Eyewitness in Sudan reveals military is committing sexual atrocities to disperse demonstrators sitting outside the army headquarters in Khartoum and demanding power transition to a civilian government.
A women’s rights campaigner and activist, Nahid Jabrallah, said several rape cases of young Sudanese men and women have been lately reported and these are committed by the security forces while trying to clear the protesters.
Talking to DW Jabrallah said she had spoken to other eyewitnesses who confirmed forty dead bodies of mostly women have been recovered from the River Nile.
Meanwhile, streets of Khartoum, a city of about two million people, were mostly deserted on Sunday amid a mass general strike though emergency medical staff was exempted from it. Four more people have been reported killed in the recent violence and with this the total toll reaches 118.
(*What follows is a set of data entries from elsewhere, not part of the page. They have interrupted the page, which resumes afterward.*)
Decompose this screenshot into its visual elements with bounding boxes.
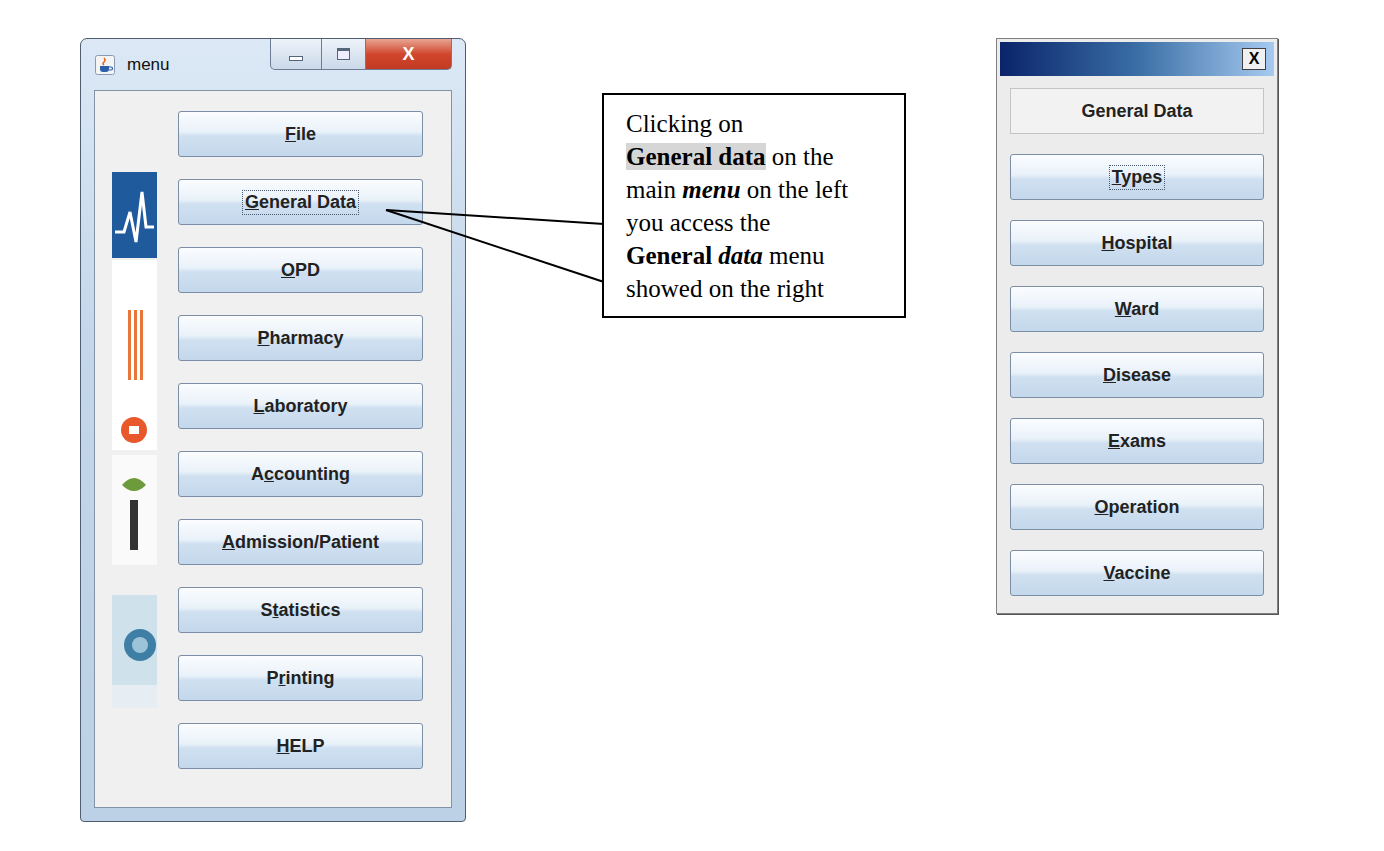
photo-logo-icon	[112, 595, 157, 708]
button-label: Vaccine	[1101, 562, 1172, 585]
callout-line: you access the	[626, 206, 896, 239]
callout-text: General data	[626, 143, 766, 170]
menu-button[interactable]: OPD	[178, 247, 423, 293]
menu-title: General Data	[1010, 88, 1264, 134]
callout-text: main	[626, 176, 682, 203]
menu-button[interactable]: Exams	[1010, 418, 1264, 464]
menu-button[interactable]: Printing	[178, 655, 423, 701]
button-label: Laboratory	[251, 395, 349, 418]
callout-text: showed on the right	[626, 275, 824, 302]
callout-line: General data on the	[626, 140, 896, 173]
general-data-window: X General Data Types Hospital Ward Disease Exa…	[996, 38, 1278, 614]
menu-button[interactable]: Types	[1010, 154, 1264, 200]
callout-text: General	[626, 242, 718, 269]
menu-button[interactable]: Vaccine	[1010, 550, 1264, 596]
minimize-icon	[289, 56, 303, 61]
menu-button[interactable]: Disease	[1010, 352, 1264, 398]
menu-button[interactable]: Hospital	[1010, 220, 1264, 266]
button-label: Statistics	[258, 599, 342, 622]
button-label: Ward	[1113, 298, 1161, 321]
button-label: HELP	[274, 735, 326, 758]
button-label: Admission/Patient	[220, 531, 381, 554]
maximize-button[interactable]	[322, 39, 366, 70]
button-label: Printing	[264, 667, 336, 690]
callout-text: menu	[682, 176, 740, 203]
callout-line: showed on the right	[626, 272, 896, 305]
title-bar: X	[1000, 42, 1274, 76]
callout-line: General data menu	[626, 239, 896, 272]
callout-box: Clicking onGeneral data on themain menu …	[602, 93, 906, 318]
callout-text: on the left	[741, 176, 849, 203]
button-label: General Data	[243, 191, 358, 214]
menu-button[interactable]: Laboratory	[178, 383, 423, 429]
button-label: Types	[1110, 166, 1165, 189]
canvas: menu X File General Data OPD Pharmacy Laborato…	[0, 0, 1384, 851]
logo-column	[112, 172, 157, 807]
button-label: Exams	[1106, 430, 1168, 453]
main-window: menu X File General Data OPD Pharmacy Laborato…	[80, 38, 466, 822]
menu-button[interactable]: General Data	[178, 179, 423, 225]
java-icon	[95, 55, 115, 75]
button-label: Operation	[1092, 496, 1181, 519]
button-label: Pharmacy	[255, 327, 345, 350]
callout-text: you access the	[626, 209, 770, 236]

Central Committee of Sudan Doctors said one of the victims were 20-year-old and was killed due to direct gunshot on the chest by the Rapid Support Forces, also called as Janjaweed and it supports the government.
The committee added two men died after being beaten and stabbed by the RSF.
According to Sudanese Professionals Association (SPA) the civil disobedience campaign will not come to an end until power is handed over to a civilian government.
SPA is a body that initially led protests against former leader Omar al-Bashir, who was deposed in a military coup following mass protests.
Following the oust of Bashir the military council agreed transition of power to democracy in a period of three years, but protesters demanded for a much earliest handover of control to a civilian government.